Though there are still issues ingrained in the Act, Dr Kennedy said, “In the main, the Child and Family Relationships Act is a good thing. If it could be tweaked just in a couple of small key ways, I think it has potential to be a very good thing. I think there is potential down the line to get some proper legislation in place for governing fertility treatments in Ireland. I think there’s a huge opportunity to do good things with that as well.”
In November, Minister for Health Simon Harris signed regulations to commence Sections 2 and 3 of the Children and Family Relationships Act. Under the new sections, many same-sex parents are still left out of the legislation.
Equality for Children stated: “From May 5 2020, some children born to LGBT+ families in Ireland, will for the first time be provided with a pathway to have their relationship with their non-biological parent recognised.”

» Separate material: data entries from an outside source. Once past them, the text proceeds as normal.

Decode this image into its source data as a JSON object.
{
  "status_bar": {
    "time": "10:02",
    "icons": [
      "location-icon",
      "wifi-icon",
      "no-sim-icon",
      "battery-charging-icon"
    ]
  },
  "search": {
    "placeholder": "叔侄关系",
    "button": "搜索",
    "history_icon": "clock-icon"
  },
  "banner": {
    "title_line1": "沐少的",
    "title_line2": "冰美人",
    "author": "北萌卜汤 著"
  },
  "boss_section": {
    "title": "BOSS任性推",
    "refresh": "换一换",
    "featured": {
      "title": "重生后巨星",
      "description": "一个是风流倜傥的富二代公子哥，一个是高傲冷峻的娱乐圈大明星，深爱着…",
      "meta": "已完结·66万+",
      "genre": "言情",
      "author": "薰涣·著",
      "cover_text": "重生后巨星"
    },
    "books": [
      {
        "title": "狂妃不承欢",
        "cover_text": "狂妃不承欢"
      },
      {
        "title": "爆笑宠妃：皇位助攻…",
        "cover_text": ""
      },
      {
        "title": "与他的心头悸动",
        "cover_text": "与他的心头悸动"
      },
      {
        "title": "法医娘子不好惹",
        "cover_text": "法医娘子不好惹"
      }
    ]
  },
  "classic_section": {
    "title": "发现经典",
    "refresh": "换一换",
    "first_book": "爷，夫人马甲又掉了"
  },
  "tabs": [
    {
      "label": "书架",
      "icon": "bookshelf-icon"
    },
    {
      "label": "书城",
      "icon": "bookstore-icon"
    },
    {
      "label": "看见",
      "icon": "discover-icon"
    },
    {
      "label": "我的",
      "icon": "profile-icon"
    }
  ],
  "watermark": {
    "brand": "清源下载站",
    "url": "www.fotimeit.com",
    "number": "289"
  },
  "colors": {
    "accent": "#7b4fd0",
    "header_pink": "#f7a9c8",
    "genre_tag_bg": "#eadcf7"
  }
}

Founder of Equality for Children, Ranae von Meding, said in relation to the signing, “I want to be clear that today is not a win for us. The signing of this commencement order has already been delayed seven times over the last five years. And only a fraction of LGBT+ families and their children will be covered by it. My family along with many others will continue to be left behind.”
The “shared motherhood” service is currently priced as a package at €8,200. This covers a range of procedures and consultations throughout the process. The only clinic which can administer the procedure is in Clonskeagh, Dublin, but for people not located in the city centre, they can have blood tests, consultations, and checkups in the Cork and Carlow branch.
With the new service, Dr.Kennedy is hopeful it “will become the norm and it will become very much a normal part of a lesbian couples experience of fertility treatments.”